Of all the things that annoy me about professional golf and the way it’s covered on TV – and believe me, there are quite a few – I reckon the flood of statistics is probably the most irritating. Sure, stats can be useful, but the old adage ‘you can prove anything with statistics’ is largely true; and especially so with the rankings of ‘hardest holes’ that TV presenters so love.
‘This hole is playing the fifth easiest on the course today’ is the kind of tripe we are constantly subjected to while watching golf on TV. And it’s completely meaningless – because in competitive golf of any kind, whether it’s the US Open or me against my Dad for the first round in the clubhouse, you don’t play the golf course. You play your opponent. A hole can be easy or hard from a personal perspective – what golfer doesn’t have a few holes that, no matter how often he plays them, he always seems to mess up? – or harder for me than for you, perhaps because its left to right dogleg better suits your fade than my draw. But in isolation, no hole is either easy or hard.
Things are even more farcical now the golfing powers that be have hit upon the idea of changing holes’ par for tournament play. If you take a 510 yard hole and call it a par four, does the hole change in any way? In the end, players will take three, four, five or more shots to complete the hole, just as they did before. And those who take fewer will gain ground on the field. End of story.

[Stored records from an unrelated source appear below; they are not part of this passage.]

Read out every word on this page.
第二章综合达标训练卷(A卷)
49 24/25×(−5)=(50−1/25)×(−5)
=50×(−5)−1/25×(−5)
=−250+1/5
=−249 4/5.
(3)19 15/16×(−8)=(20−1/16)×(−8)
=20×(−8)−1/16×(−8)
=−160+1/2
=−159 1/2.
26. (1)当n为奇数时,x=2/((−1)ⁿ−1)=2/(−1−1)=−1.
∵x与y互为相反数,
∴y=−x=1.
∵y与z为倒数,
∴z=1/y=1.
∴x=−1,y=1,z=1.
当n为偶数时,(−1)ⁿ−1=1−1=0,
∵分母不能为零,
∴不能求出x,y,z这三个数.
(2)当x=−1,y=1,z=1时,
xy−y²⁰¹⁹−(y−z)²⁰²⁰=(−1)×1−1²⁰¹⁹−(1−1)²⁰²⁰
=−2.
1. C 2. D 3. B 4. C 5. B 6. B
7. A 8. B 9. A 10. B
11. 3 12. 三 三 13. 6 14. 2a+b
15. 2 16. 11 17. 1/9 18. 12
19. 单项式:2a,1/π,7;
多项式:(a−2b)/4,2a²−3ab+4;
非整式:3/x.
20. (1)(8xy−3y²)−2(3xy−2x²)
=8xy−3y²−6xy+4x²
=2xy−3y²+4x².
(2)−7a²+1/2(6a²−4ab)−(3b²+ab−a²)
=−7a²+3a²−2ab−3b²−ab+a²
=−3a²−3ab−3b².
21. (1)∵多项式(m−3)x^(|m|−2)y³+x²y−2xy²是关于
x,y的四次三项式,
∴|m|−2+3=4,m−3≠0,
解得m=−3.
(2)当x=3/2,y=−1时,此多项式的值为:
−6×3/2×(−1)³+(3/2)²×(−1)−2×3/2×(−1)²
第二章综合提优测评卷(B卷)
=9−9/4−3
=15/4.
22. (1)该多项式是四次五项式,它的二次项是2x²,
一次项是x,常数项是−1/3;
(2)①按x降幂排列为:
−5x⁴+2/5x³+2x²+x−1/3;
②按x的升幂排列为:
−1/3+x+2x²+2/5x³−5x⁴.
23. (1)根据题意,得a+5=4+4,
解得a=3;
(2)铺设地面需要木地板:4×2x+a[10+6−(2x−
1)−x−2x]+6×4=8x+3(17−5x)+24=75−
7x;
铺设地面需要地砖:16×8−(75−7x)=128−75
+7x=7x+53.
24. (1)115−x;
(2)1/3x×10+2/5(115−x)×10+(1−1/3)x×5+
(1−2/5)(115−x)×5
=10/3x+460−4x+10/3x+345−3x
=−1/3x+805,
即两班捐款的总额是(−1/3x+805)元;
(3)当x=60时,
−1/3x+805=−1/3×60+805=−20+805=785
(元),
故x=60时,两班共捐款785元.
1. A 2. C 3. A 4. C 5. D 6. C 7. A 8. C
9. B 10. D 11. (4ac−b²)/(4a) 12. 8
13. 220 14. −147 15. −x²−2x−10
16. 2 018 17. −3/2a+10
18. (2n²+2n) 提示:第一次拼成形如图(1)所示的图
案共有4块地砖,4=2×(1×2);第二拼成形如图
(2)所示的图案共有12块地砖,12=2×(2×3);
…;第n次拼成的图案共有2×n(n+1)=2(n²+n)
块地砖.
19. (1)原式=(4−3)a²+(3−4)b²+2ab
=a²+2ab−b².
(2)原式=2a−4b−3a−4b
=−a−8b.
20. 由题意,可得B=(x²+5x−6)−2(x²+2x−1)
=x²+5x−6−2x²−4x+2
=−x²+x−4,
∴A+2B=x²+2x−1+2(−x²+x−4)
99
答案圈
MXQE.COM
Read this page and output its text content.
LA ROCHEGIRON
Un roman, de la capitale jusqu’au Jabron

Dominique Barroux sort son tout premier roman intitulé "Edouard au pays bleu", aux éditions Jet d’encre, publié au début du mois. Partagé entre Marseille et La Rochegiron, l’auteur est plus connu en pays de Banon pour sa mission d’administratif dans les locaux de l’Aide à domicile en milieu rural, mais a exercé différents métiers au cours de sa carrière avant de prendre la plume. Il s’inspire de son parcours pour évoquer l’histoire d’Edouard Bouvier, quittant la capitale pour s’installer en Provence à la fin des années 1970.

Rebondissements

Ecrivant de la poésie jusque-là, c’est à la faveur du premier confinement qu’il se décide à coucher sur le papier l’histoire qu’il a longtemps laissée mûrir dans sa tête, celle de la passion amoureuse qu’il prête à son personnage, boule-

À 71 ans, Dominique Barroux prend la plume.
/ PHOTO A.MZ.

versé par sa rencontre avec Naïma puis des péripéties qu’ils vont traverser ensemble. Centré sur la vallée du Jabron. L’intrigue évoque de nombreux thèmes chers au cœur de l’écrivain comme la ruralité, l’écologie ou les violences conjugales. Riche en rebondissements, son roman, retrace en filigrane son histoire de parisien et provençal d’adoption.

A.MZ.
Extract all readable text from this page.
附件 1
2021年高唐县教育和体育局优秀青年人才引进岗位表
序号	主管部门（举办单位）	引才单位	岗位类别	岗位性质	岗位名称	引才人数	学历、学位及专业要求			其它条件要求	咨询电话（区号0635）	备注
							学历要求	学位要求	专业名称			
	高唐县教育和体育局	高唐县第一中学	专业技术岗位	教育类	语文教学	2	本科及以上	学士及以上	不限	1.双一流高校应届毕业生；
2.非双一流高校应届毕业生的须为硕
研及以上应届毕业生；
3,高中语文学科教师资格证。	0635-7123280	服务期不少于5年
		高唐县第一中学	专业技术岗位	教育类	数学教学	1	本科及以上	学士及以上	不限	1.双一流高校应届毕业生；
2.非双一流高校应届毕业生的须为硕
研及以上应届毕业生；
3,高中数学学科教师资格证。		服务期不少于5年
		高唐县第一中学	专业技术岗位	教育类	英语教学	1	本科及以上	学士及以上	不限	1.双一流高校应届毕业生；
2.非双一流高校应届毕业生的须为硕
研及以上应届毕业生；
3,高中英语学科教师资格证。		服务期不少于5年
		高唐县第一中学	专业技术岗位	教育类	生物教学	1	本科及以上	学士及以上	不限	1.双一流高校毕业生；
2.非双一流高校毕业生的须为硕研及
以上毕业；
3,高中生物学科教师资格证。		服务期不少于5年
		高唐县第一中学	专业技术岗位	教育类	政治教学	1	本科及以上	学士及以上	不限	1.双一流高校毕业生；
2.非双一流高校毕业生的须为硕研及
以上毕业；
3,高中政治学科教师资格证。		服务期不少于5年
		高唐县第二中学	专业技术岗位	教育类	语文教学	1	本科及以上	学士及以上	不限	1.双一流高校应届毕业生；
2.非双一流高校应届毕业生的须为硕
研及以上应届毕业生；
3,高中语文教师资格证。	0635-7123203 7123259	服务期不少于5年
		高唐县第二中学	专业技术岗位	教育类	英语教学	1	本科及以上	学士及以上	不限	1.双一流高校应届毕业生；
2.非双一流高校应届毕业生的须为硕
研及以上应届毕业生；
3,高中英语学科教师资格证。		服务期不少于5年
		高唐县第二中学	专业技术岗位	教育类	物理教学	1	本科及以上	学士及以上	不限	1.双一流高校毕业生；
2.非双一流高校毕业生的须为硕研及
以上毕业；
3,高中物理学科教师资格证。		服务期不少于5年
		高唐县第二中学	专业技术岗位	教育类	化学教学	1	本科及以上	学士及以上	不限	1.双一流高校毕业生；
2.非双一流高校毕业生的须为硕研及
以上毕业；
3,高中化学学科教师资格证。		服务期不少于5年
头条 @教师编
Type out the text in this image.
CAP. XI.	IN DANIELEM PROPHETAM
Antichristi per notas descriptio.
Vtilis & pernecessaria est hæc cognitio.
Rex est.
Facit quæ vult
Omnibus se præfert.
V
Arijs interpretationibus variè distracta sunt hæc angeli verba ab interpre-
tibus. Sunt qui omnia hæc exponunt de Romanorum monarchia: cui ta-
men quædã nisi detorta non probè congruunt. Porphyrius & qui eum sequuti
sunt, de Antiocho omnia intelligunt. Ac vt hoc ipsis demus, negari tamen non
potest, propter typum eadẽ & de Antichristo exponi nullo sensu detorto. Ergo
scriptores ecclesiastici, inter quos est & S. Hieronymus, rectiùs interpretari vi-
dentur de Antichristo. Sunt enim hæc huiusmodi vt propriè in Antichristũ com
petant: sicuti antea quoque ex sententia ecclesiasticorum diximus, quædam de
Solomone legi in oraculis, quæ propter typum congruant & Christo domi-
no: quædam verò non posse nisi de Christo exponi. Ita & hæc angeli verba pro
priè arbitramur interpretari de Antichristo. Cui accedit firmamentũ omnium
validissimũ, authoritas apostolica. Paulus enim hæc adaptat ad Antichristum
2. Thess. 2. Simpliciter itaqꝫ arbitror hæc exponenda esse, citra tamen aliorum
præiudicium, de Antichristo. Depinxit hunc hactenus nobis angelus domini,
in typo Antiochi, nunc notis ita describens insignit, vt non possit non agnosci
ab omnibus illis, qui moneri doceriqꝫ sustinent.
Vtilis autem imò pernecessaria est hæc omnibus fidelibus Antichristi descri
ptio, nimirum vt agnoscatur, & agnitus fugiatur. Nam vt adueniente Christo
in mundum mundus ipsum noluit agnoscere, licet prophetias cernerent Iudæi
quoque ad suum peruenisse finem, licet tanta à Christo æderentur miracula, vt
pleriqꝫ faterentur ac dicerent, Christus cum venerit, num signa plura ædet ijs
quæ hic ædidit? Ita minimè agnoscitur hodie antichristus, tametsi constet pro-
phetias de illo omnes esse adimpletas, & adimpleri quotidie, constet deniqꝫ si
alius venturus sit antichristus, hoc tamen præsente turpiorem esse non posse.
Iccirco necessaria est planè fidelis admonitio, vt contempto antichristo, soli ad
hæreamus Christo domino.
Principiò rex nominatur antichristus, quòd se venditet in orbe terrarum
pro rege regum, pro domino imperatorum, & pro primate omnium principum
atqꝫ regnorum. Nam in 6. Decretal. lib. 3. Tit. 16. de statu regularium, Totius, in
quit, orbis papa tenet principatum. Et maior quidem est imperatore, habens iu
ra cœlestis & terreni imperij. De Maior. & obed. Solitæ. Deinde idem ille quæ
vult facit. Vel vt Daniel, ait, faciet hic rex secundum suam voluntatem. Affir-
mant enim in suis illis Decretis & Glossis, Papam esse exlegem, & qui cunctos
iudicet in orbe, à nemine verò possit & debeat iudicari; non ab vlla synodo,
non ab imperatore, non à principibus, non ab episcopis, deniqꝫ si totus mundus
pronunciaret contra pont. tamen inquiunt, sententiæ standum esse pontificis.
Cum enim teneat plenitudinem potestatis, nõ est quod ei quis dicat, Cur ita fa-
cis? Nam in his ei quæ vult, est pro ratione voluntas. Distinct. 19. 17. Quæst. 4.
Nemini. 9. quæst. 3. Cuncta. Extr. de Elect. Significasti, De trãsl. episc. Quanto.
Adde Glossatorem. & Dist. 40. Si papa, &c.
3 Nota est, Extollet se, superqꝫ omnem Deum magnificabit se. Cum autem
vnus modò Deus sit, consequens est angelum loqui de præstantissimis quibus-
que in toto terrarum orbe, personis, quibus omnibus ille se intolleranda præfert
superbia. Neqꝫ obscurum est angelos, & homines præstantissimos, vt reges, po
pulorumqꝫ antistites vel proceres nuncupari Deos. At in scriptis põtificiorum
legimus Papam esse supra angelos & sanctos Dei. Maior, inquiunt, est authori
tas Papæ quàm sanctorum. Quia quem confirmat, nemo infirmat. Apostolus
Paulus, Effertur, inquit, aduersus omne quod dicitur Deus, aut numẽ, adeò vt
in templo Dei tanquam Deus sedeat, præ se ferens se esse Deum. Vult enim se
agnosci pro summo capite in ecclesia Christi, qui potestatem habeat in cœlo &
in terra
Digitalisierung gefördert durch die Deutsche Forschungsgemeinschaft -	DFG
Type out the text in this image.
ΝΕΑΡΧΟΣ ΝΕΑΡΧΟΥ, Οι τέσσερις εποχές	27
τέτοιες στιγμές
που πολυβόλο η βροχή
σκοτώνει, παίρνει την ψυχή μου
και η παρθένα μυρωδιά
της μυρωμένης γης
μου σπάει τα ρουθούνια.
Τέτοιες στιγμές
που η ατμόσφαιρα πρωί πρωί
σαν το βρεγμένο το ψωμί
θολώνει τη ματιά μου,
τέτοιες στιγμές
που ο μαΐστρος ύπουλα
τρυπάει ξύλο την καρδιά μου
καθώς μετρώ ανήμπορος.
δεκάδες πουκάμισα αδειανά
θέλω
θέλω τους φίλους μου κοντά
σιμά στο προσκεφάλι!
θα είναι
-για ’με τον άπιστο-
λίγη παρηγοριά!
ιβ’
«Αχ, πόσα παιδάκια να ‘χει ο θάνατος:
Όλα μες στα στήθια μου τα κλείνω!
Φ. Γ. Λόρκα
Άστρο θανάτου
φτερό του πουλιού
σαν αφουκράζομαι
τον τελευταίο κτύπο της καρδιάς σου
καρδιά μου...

I accept that, at professional level especially, there is probably a degree of psychological impact. Par does affect how players, elite players especially, attack a hole. But in the end, the score’s the score, and the lowest score wins.
The real measure of the strength of golf holes is the spread of scores. Based on the untouchable principle that lowest score wins, the most effective holes are those that create separation among the field. A hole where virtually everyone makes a four or a five is probably not that great; one where there is a great range of numbers, both high and low, is doing its job.